Y lo que no sanamos, lo reproducimos en el entorno.
Desde la neurociencia:
Pensar distinto puede salvarnos.
Tu mente también es terreno fértil si te atreves a resembrarla.
Preguntas para ti:
¿Qué parte de ti lleva años intentando encajar donde no cabe?
¿Cuáles son las grietas que ya no puedes ocultar?
¿Y si esa fractura que tanto temes es la entrada a tu libertad?

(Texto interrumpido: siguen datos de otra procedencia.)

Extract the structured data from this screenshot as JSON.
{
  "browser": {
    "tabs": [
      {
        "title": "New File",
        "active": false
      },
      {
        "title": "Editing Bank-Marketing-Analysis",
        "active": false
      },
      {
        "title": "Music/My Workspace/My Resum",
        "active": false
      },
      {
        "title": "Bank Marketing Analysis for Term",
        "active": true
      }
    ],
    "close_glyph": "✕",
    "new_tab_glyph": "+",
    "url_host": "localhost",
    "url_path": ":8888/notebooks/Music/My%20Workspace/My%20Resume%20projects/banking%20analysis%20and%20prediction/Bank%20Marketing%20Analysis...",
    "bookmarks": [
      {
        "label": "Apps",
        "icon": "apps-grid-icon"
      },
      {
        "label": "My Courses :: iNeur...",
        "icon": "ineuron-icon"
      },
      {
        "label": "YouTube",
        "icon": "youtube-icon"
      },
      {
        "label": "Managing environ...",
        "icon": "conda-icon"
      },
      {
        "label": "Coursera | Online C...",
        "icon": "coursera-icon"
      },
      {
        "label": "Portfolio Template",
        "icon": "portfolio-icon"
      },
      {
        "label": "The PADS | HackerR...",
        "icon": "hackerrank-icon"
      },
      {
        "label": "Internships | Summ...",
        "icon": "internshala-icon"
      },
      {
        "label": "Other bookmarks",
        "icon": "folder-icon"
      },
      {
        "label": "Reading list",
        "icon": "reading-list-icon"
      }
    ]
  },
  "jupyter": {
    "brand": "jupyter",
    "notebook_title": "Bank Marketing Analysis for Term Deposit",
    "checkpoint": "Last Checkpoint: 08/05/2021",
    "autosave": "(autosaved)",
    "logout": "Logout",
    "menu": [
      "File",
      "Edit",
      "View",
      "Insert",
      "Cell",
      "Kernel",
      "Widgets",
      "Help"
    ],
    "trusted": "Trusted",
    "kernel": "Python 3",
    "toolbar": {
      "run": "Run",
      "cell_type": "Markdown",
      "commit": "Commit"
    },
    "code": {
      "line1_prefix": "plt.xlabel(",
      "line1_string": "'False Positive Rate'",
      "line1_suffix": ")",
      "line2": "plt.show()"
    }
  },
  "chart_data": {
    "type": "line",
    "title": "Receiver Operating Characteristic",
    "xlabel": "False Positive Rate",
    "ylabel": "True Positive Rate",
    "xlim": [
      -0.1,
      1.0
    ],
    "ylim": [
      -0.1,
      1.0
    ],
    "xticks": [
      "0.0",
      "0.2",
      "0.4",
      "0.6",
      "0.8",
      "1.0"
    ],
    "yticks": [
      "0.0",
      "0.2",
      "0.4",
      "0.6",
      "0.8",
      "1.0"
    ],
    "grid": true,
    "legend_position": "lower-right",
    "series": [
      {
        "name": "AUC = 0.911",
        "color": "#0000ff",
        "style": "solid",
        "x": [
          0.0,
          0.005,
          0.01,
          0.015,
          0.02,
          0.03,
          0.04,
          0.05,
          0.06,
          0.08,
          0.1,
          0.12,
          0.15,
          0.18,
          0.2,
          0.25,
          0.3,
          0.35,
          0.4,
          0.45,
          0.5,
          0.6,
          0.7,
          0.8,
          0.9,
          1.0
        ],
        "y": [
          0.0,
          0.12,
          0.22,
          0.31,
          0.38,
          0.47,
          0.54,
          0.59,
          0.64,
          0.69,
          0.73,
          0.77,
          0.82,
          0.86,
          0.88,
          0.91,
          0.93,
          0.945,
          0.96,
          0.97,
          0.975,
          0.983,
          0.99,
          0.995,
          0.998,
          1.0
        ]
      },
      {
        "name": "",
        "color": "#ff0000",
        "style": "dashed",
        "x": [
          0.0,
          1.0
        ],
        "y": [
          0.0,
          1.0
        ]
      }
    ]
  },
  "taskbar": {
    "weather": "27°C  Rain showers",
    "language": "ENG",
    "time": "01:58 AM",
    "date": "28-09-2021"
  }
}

Hoy dejo de fingir que todo está firme. Prefiero la verdad de una ruina al silencio de una estructura falsa.
Los planos de mi alma.
Recuerdo la primera vez que me enfrenté a un plano en blanco. No era solo un ejercicio académico. Era un espejo. Un reflejo de todo lo que había dentro de mí y aún no sabía nombrar. Estudiar arquitectura no fue simplemente aprender a diseñar espacios. Fue, en silencio, aprender a sostener el peso del perfeccionismo. De la autoexigencia. Del miedo a no ser suficiente frente a un jurado que esperaba más forma que fondo. Diseñé proyectos con la misma disciplina con la que ocultaba mi vulnerabilidad. Con precisión, con cálculo, con belleza. Pero muchas veces, con dolor. Porque detrás de cada maqueta perfecta, había noches sin dormir, crisis de ansiedad, y la eterna pregunta:
¿Encajo aquí?.
Años después, como profesora en la Universidad Politécnico Santiago Mariño, algo dentro de mí empezó a cambiar. Los roles se invirtieron. Ya no era yo frente al jurado. Ahora era la que recibía planos con temblores en las manos de sus alumnos. Y entendí que no enseñaba solo estructuras. Enseñar también a creer en lo propio. A defender una idea, incluso si se salía del molde. A trazar con corazón. Fue ahí, en el aula, entre estudiantes que no sabían cuánto me reflejaba en ellos, que comencé a reconstruir los planos de mi propia vida. Y entendí que ser arquitecta no era levantar muros. Era tener el coraje de derribarlos, incluso los internos. Ser profesora, para mí, fue volver a ser alumna del alma. Aprendí que los verdaderos planos se dibujan con historia, no con escuadra.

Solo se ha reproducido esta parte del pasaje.